The primary towns on Bahia Matanchen Bay extend from the colonial port town of San Blas to Punta El Custodio just north of Platanitos.
As the largest town in the bay with a population of 9,000, San Blas is a charming combination of cultural history and natural wonders. Once a significant naval base for Spanish colonists, it has the ruins of Fuerte de San Basilio, a 16th century fort and church. The historic, Aztec Mexcaltitan Island is just a 20-minute boat ride from La Batanga pier. The beautiful Islas Marias Biosphere Reserve and Isla Isabel National Park are about a 2-to-2.5-hour boat ride from town and worth visiting. A little closer to town is La Tovara National Park, a natural spring and mangrove canals harboring incredible biodiversity. San Blas is also noted for its surfing beaches with some of the longest, tallest waves.

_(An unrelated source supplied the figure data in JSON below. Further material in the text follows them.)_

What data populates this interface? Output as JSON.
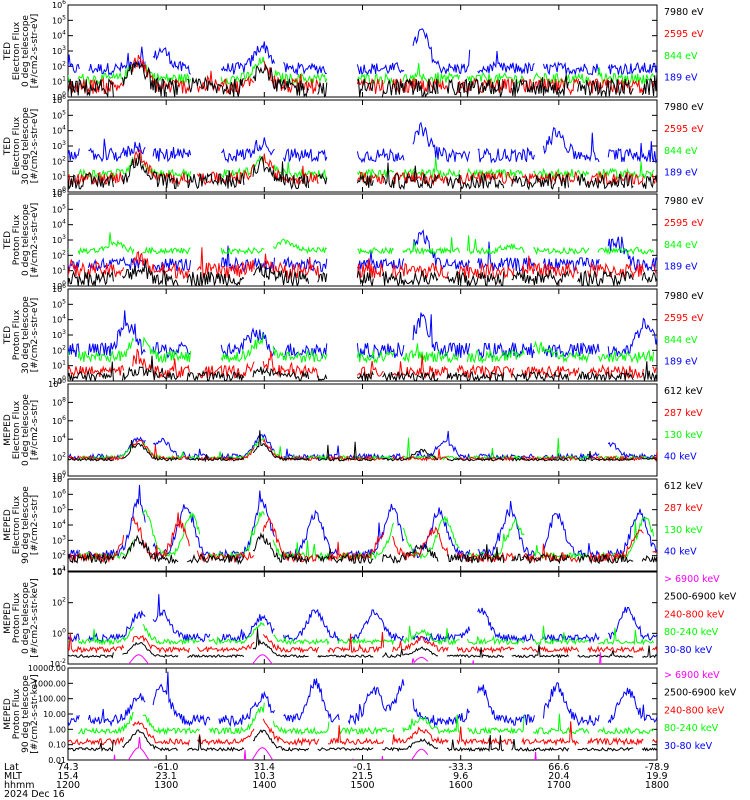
{
  "chart_data": [
    {
      "type": "line",
      "ylabel": [
        "TED",
        "Electron Flux",
        "0 deg telescope",
        "[#/cm2-s-str-eV]"
      ],
      "yscale": "log",
      "ylim_exp": [
        0,
        6
      ],
      "ticks": [
        "10^0",
        "10^1",
        "10^2",
        "10^3",
        "10^4",
        "10^5",
        "10^6"
      ],
      "legend": [
        {
          "label": "7980 eV",
          "color": "#000000"
        },
        {
          "label": "2595 eV",
          "color": "#ff0000"
        },
        {
          "label": "844 eV",
          "color": "#00ff00"
        },
        {
          "label": "189 eV",
          "color": "#0000ff"
        }
      ],
      "series": [
        {
          "color": "#0000ff",
          "base": 1.85,
          "noise": 0.4,
          "bumps": [
            [
              0.12,
              0.5
            ],
            [
              0.16,
              1.2
            ],
            [
              0.33,
              1.5
            ],
            [
              0.6,
              2.4
            ]
          ]
        },
        {
          "color": "#00ff00",
          "base": 1.2,
          "noise": 0.35,
          "bumps": [
            [
              0.12,
              1.2
            ],
            [
              0.33,
              1.1
            ]
          ]
        },
        {
          "color": "#ff0000",
          "base": 0.7,
          "noise": 0.5,
          "bumps": [
            [
              0.12,
              1.6
            ],
            [
              0.33,
              1.4
            ]
          ]
        },
        {
          "color": "#000000",
          "base": 0.6,
          "noise": 0.6,
          "bumps": [
            [
              0.12,
              1.7
            ],
            [
              0.33,
              1.5
            ]
          ]
        }
      ]
    },
    {
      "type": "line",
      "ylabel": [
        "TED",
        "Electron Flux",
        "30 deg telescope",
        "[#/cm2-s-str-eV]"
      ],
      "yscale": "log",
      "ylim_exp": [
        0,
        6
      ],
      "ticks": [
        "10^0",
        "10^1",
        "10^2",
        "10^3",
        "10^4",
        "10^5",
        "10^6"
      ],
      "legend": [
        {
          "label": "7980 eV",
          "color": "#000000"
        },
        {
          "label": "2595 eV",
          "color": "#ff0000"
        },
        {
          "label": "844 eV",
          "color": "#00ff00"
        },
        {
          "label": "189 eV",
          "color": "#0000ff"
        }
      ],
      "series": [
        {
          "color": "#0000ff",
          "base": 2.4,
          "noise": 0.45,
          "bumps": [
            [
              0.12,
              0.6
            ],
            [
              0.33,
              0.8
            ],
            [
              0.6,
              1.6
            ],
            [
              0.83,
              1.5
            ]
          ]
        },
        {
          "color": "#00ff00",
          "base": 1.2,
          "noise": 0.3,
          "bumps": [
            [
              0.12,
              1.0
            ],
            [
              0.33,
              1.0
            ]
          ]
        },
        {
          "color": "#ff0000",
          "base": 0.9,
          "noise": 0.4,
          "bumps": [
            [
              0.12,
              1.5
            ],
            [
              0.33,
              1.3
            ]
          ]
        },
        {
          "color": "#000000",
          "base": 0.7,
          "noise": 0.5,
          "bumps": [
            [
              0.12,
              1.4
            ],
            [
              0.33,
              1.2
            ]
          ]
        }
      ]
    },
    {
      "type": "line",
      "ylabel": [
        "TED",
        "Proton Flux",
        "0 deg telescope",
        "[#/cm2-s-str-eV]"
      ],
      "yscale": "log",
      "ylim_exp": [
        0,
        6
      ],
      "ticks": [
        "10^0",
        "10^1",
        "10^2",
        "10^3",
        "10^4",
        "10^5",
        "10^6"
      ],
      "legend": [
        {
          "label": "7980 eV",
          "color": "#000000"
        },
        {
          "label": "2595 eV",
          "color": "#ff0000"
        },
        {
          "label": "844 eV",
          "color": "#00ff00"
        },
        {
          "label": "189 eV",
          "color": "#0000ff"
        }
      ],
      "series": [
        {
          "color": "#0000ff",
          "base": 1.4,
          "noise": 0.45,
          "bumps": [
            [
              0.6,
              2.0
            ],
            [
              0.93,
              1.5
            ]
          ]
        },
        {
          "color": "#00ff00",
          "base": 2.3,
          "noise": 0.2,
          "bumps": [
            [
              0.08,
              0.5
            ],
            [
              0.37,
              0.6
            ],
            [
              0.75,
              0.3
            ]
          ]
        },
        {
          "color": "#ff0000",
          "base": 1.0,
          "noise": 0.5,
          "bumps": [
            [
              0.12,
              0.8
            ],
            [
              0.33,
              0.7
            ]
          ]
        },
        {
          "color": "#000000",
          "base": 0.5,
          "noise": 0.5,
          "bumps": [
            [
              0.12,
              0.6
            ],
            [
              0.33,
              0.5
            ]
          ]
        }
      ]
    },
    {
      "type": "line",
      "ylabel": [
        "TED",
        "Proton Flux",
        "30 deg telescope",
        "[#/cm2-s-str-eV]"
      ],
      "yscale": "log",
      "ylim_exp": [
        0,
        6
      ],
      "ticks": [
        "10^0",
        "10^1",
        "10^2",
        "10^3",
        "10^4",
        "10^5",
        "10^6"
      ],
      "legend": [
        {
          "label": "7980 eV",
          "color": "#000000"
        },
        {
          "label": "2595 eV",
          "color": "#ff0000"
        },
        {
          "label": "844 eV",
          "color": "#00ff00"
        },
        {
          "label": "189 eV",
          "color": "#0000ff"
        }
      ],
      "series": [
        {
          "color": "#0000ff",
          "base": 2.0,
          "noise": 0.5,
          "bumps": [
            [
              0.1,
              1.6
            ],
            [
              0.32,
              1.2
            ],
            [
              0.6,
              2.0
            ],
            [
              0.98,
              1.8
            ]
          ]
        },
        {
          "color": "#00ff00",
          "base": 1.6,
          "noise": 0.4,
          "bumps": [
            [
              0.12,
              1.2
            ],
            [
              0.33,
              1.2
            ],
            [
              0.8,
              0.6
            ]
          ]
        },
        {
          "color": "#ff0000",
          "base": 0.6,
          "noise": 0.4,
          "bumps": [
            [
              0.12,
              0.9
            ],
            [
              0.33,
              0.7
            ]
          ]
        },
        {
          "color": "#000000",
          "base": 0.3,
          "noise": 0.3,
          "bumps": [
            [
              0.12,
              0.4
            ],
            [
              0.33,
              0.4
            ]
          ]
        }
      ]
    },
    {
      "type": "line",
      "ylabel": [
        "MEPED",
        "Electron Flux",
        "0 deg telescope",
        "[#/cm2-s-str]"
      ],
      "yscale": "log",
      "ylim_exp": [
        0,
        10
      ],
      "ticks": [
        "10^0",
        "10^2",
        "10^4",
        "10^6",
        "10^8",
        "10^10"
      ],
      "legend": [
        {
          "label": "612 keV",
          "color": "#000000"
        },
        {
          "label": "287 keV",
          "color": "#ff0000"
        },
        {
          "label": "130 keV",
          "color": "#00ff00"
        },
        {
          "label": "40 keV",
          "color": "#0000ff"
        }
      ],
      "series": [
        {
          "color": "#0000ff",
          "base": 2.1,
          "noise": 0.3,
          "bumps": [
            [
              0.12,
              2.0
            ],
            [
              0.16,
              1.8
            ],
            [
              0.33,
              2.2
            ],
            [
              0.64,
              1.8
            ],
            [
              0.92,
              1.4
            ]
          ]
        },
        {
          "color": "#00ff00",
          "base": 2.0,
          "noise": 0.2,
          "bumps": [
            [
              0.12,
              1.9
            ],
            [
              0.33,
              2.0
            ]
          ]
        },
        {
          "color": "#ff0000",
          "base": 1.9,
          "noise": 0.2,
          "bumps": [
            [
              0.12,
              1.9
            ],
            [
              0.33,
              1.9
            ]
          ]
        },
        {
          "color": "#000000",
          "base": 1.8,
          "noise": 0.15,
          "bumps": [
            [
              0.12,
              1.6
            ],
            [
              0.33,
              1.6
            ],
            [
              0.6,
              1.0
            ]
          ]
        }
      ]
    },
    {
      "type": "line",
      "ylabel": [
        "MEPED",
        "Electron Flux",
        "90 deg telescope",
        "[#/cm2-s-str]"
      ],
      "yscale": "log",
      "ylim_exp": [
        1,
        7
      ],
      "ticks": [
        "10^1",
        "10^2",
        "10^3",
        "10^4",
        "10^5",
        "10^6",
        "10^7"
      ],
      "legend": [
        {
          "label": "612 keV",
          "color": "#000000"
        },
        {
          "label": "287 keV",
          "color": "#ff0000"
        },
        {
          "label": "130 keV",
          "color": "#00ff00"
        },
        {
          "label": "40 keV",
          "color": "#0000ff"
        }
      ],
      "series": [
        {
          "color": "#0000ff",
          "base": 2.1,
          "noise": 0.3,
          "bumps": [
            [
              0.12,
              3.4
            ],
            [
              0.2,
              3.2
            ],
            [
              0.33,
              3.4
            ],
            [
              0.42,
              2.6
            ],
            [
              0.55,
              3.0
            ],
            [
              0.63,
              2.8
            ],
            [
              0.75,
              2.8
            ],
            [
              0.83,
              2.6
            ],
            [
              0.97,
              2.8
            ]
          ]
        },
        {
          "color": "#00ff00",
          "base": 2.0,
          "noise": 0.2,
          "bumps": [
            [
              0.13,
              2.8
            ],
            [
              0.21,
              2.6
            ],
            [
              0.33,
              2.8
            ],
            [
              0.56,
              2.4
            ],
            [
              0.64,
              2.4
            ],
            [
              0.76,
              2.2
            ],
            [
              0.98,
              2.4
            ]
          ]
        },
        {
          "color": "#ff0000",
          "base": 1.9,
          "noise": 0.3,
          "bumps": [
            [
              0.11,
              2.6
            ],
            [
              0.19,
              2.2
            ],
            [
              0.34,
              2.4
            ],
            [
              0.54,
              1.8
            ],
            [
              0.62,
              1.8
            ],
            [
              0.97,
              1.8
            ]
          ]
        },
        {
          "color": "#000000",
          "base": 1.8,
          "noise": 0.3,
          "bumps": [
            [
              0.12,
              1.2
            ],
            [
              0.33,
              1.4
            ],
            [
              0.6,
              0.8
            ]
          ]
        }
      ]
    },
    {
      "type": "line",
      "ylabel": [
        "MEPED",
        "Proton Flux",
        "0 deg telescope",
        "[#/cm2-s-str-keV]"
      ],
      "yscale": "log",
      "ylim_exp": [
        -2,
        5
      ],
      "ticks": [
        "10^-2",
        "10^0",
        "10^2",
        "10^4"
      ],
      "legend": [
        {
          "label": "> 6900 keV",
          "color": "#ff00ff"
        },
        {
          "label": "2500-6900 keV",
          "color": "#000000"
        },
        {
          "label": "240-800 keV",
          "color": "#ff0000"
        },
        {
          "label": "80-240 keV",
          "color": "#00ff00"
        },
        {
          "label": "30-80 keV",
          "color": "#0000ff"
        }
      ],
      "series": [
        {
          "color": "#0000ff",
          "base": 0.0,
          "noise": 0.3,
          "bumps": [
            [
              0.12,
              1.8
            ],
            [
              0.16,
              2.0
            ],
            [
              0.33,
              1.6
            ],
            [
              0.42,
              2.0
            ],
            [
              0.52,
              2.0
            ],
            [
              0.7,
              2.2
            ],
            [
              0.95,
              2.2
            ]
          ]
        },
        {
          "color": "#00ff00",
          "base": -0.3,
          "noise": 0.2,
          "bumps": [
            [
              0.12,
              1.5
            ],
            [
              0.33,
              1.4
            ],
            [
              0.6,
              0.8
            ]
          ]
        },
        {
          "color": "#ff0000",
          "base": -0.9,
          "noise": 0.2,
          "bumps": [
            [
              0.12,
              1.0
            ],
            [
              0.33,
              1.0
            ],
            [
              0.6,
              0.8
            ]
          ]
        },
        {
          "color": "#000000",
          "base": -1.4,
          "noise": 0.1,
          "bumps": [
            [
              0.12,
              1.0
            ],
            [
              0.33,
              1.0
            ],
            [
              0.6,
              0.6
            ]
          ]
        },
        {
          "color": "#ff00ff",
          "base": -2.5,
          "noise": 0.0,
          "bumps": [
            [
              0.12,
              1.2
            ],
            [
              0.33,
              1.2
            ],
            [
              0.6,
              1.0
            ]
          ]
        }
      ]
    },
    {
      "type": "line",
      "ylabel": [
        "MEPED",
        "Proton Flux",
        "90 deg telescope",
        "[#/cm2-s-str-keV]"
      ],
      "yscale": "log",
      "ylim_exp": [
        -2,
        4
      ],
      "ticks": [
        "0.01",
        "0.10",
        "1.00",
        "10.00",
        "100.00",
        "1000.00",
        "10000.00"
      ],
      "legend": [
        {
          "label": "> 6900 keV",
          "color": "#ff00ff"
        },
        {
          "label": "2500-6900 keV",
          "color": "#000000"
        },
        {
          "label": "240-800 keV",
          "color": "#ff0000"
        },
        {
          "label": "80-240 keV",
          "color": "#00ff00"
        },
        {
          "label": "30-80 keV",
          "color": "#0000ff"
        }
      ],
      "series": [
        {
          "color": "#0000ff",
          "base": 0.6,
          "noise": 0.35,
          "bumps": [
            [
              0.12,
              1.6
            ],
            [
              0.16,
              2.2
            ],
            [
              0.33,
              1.5
            ],
            [
              0.42,
              2.4
            ],
            [
              0.52,
              2.0
            ],
            [
              0.57,
              2.4
            ],
            [
              0.7,
              2.2
            ],
            [
              0.83,
              2.2
            ],
            [
              0.95,
              2.0
            ]
          ]
        },
        {
          "color": "#00ff00",
          "base": -0.1,
          "noise": 0.2,
          "bumps": [
            [
              0.12,
              1.4
            ],
            [
              0.33,
              1.4
            ],
            [
              0.6,
              0.8
            ]
          ]
        },
        {
          "color": "#ff0000",
          "base": -0.8,
          "noise": 0.2,
          "bumps": [
            [
              0.12,
              1.3
            ],
            [
              0.33,
              1.3
            ],
            [
              0.6,
              0.8
            ]
          ]
        },
        {
          "color": "#000000",
          "base": -1.3,
          "noise": 0.1,
          "bumps": [
            [
              0.12,
              1.2
            ],
            [
              0.33,
              1.2
            ],
            [
              0.6,
              0.6
            ]
          ]
        },
        {
          "color": "#ff00ff",
          "base": -2.5,
          "noise": 0.0,
          "bumps": [
            [
              0.12,
              1.3
            ],
            [
              0.33,
              1.3
            ],
            [
              0.6,
              1.2
            ]
          ]
        }
      ]
    }
  ],
  "xaxis": {
    "row_labels": [
      "Lat",
      "MLT",
      "hhmm",
      "2024 Dec 16"
    ],
    "ticks": [
      {
        "frac": 0.0,
        "lat": "74.3",
        "mlt": "15.4",
        "hhmm": "1200"
      },
      {
        "frac": 0.1667,
        "lat": "-61.0",
        "mlt": "23.1",
        "hhmm": "1300"
      },
      {
        "frac": 0.3333,
        "lat": "31.4",
        "mlt": "10.3",
        "hhmm": "1400"
      },
      {
        "frac": 0.5,
        "lat": "-0.1",
        "mlt": "21.5",
        "hhmm": "1500"
      },
      {
        "frac": 0.6667,
        "lat": "-33.3",
        "mlt": "9.6",
        "hhmm": "1600"
      },
      {
        "frac": 0.8333,
        "lat": "66.6",
        "mlt": "20.4",
        "hhmm": "1700"
      },
      {
        "frac": 1.0,
        "lat": "-78.9",
        "mlt": "19.9",
        "hhmm": "1800"
      }
    ]
  }
}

Just about 30 minutes south of San Blas and right next to Playa Los Cocos is the farming and fishing community and relatively new tourist development of Aticama with its 1,300 multicultural residents from Mexico, Canada, and the U.S. Offering beautiful views of the Pacific Ocean and the Sierra Madre Occidental mountains, it is home to Playa Matanchen, the widest, sandiest beach in all of Mexico, and the nearby Arroyo Aticama, a calm, quiet stream that’s nice for swimming.
Slightly northeast of San Blas is the tiny town of Singaita (also Singayta), an eoctourism paradise of about 110 residents. Surrounded by mangroves, wetlands, lagoons, estuaries thriving with wildlife and over 300 bird species, the town is ideal for birding and is home to the International Migratory Bird Festival held every year in January. Offering guided jungle walks, boat rides, horseback riding, an orchid nursery, and Huichol and Cora Indian handicrafts, Singaita is a cultural, natural paradise.
Santa Cruz de Miramar
At the south end of the Bay is the beach town of Santa Cruz de Miramar with nearly 1,500 residents and a beautiful half-mile (.8-kilometer) long beach. El Salto, a group of four waterfalls of varying heights is only 5 miles (8 kilometers) from town where local tour guides will take you or offer horseback riding tours as an alternative.